United Nation’s Food and Agriculture Organization data shows that of the 34 countries across the globe that required food aid this past year 27 were in Africa. The situation was estimated to be the worst since sub-Saharan Africa’s last major food crisis in 2002-2003, as approximately 28 million people are already contending with hunger, according to figures provided by the UN’s humanitarian affairs agency last January. Regional stockpiles of food were also depleted. It is estimated that already last year grain production fell by 21% across Southern and Eastern Africa, and the prospects for the next harvests are unfavourable.
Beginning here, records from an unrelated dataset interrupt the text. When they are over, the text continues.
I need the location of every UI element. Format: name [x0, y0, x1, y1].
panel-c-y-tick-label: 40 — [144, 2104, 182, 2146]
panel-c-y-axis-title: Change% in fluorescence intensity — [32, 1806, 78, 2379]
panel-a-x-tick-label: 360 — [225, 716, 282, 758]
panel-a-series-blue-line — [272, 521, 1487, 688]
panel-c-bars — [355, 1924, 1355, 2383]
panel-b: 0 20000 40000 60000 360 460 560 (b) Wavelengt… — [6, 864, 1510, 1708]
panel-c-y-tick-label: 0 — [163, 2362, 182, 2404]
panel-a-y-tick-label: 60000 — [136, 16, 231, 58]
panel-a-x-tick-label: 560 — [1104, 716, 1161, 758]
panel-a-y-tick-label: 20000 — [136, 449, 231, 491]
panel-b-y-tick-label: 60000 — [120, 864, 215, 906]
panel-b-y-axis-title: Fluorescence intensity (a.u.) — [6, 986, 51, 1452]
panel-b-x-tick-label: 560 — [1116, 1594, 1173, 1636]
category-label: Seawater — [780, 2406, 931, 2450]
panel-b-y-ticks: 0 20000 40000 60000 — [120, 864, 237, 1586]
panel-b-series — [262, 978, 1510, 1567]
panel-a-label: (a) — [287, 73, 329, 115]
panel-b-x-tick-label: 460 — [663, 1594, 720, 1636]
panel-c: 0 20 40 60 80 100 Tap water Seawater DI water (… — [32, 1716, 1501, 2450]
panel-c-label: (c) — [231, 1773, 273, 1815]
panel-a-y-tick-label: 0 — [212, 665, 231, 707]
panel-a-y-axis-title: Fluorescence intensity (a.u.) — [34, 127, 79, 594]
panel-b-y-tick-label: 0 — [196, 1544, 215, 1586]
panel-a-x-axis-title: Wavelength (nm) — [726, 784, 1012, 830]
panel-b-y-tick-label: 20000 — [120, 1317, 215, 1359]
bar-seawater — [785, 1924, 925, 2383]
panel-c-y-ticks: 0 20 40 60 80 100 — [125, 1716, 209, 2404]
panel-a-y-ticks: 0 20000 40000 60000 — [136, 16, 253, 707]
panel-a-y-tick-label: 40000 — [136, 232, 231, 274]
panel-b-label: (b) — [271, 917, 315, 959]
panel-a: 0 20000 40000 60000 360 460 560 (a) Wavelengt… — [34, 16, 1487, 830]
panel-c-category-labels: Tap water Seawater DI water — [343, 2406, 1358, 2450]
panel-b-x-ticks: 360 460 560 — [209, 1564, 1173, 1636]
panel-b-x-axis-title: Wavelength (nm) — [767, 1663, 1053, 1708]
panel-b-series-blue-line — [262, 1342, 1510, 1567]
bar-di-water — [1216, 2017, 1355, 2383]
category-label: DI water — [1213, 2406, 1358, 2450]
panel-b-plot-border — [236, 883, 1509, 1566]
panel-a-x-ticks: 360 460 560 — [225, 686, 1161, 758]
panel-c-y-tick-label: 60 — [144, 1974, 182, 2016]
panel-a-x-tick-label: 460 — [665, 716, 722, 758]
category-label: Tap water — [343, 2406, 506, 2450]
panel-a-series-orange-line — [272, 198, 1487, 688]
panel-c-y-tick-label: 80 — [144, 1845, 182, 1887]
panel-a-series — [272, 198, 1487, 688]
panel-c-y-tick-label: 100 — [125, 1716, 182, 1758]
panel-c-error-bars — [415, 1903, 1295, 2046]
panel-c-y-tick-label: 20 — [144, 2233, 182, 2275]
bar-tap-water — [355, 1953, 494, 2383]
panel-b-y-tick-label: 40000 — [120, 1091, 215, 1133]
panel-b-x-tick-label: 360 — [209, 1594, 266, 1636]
This year the Southern African Development Community (SADC) declared the situation a regional disaster.
There is another side to the situation, however, as things have changed in Africa over the past decades. Many African countries are nowadays wealthier, more capable, and better prepared to battle their own natural disasters. It has been said that the situation – or the global perception of it – has improved to the extent that donors no longer correctly perceive the severity of the current crisis and the actual need for assistance. According to one source, only 15 percent of the $155 million needed for relief aid this year had been funded earlier this year.
Earlier this year Oxfam, Save the Children and CARE urged governments and donors to coordinate their responses to the drought, after two consecutive bad harvests and the failure of life-supporting crops. The crisis is likely to have the largest impact on women and girls. It has been noted that, increasingly, families are skipping meals and eating wild fruits and vegetables to get by, and in Zimbabwe children are already skipping school days as they do not have the energy to attend.
While climate change on the global level can only be effectively tackled at a policy level (of which the recent Paris climate deal is an example), on a more local and smaller scale much can be achieved by science. Droughts and, one might initially think this incongruent, floods are becoming more common in our region and must be prepared for. In the SANBio member states there are numerous research projects underway to develop climate change and drought resistant crop varieties and other alternative food sources.
One would wager that we know the direction that must be taken, but determining the correct path and steps needed will require further thought and increased collaboration.
Disclaimer: The views and opinions expressed in this article are those of the author and do not necessarily reflect the official policy or position of NEPAD-SANBio.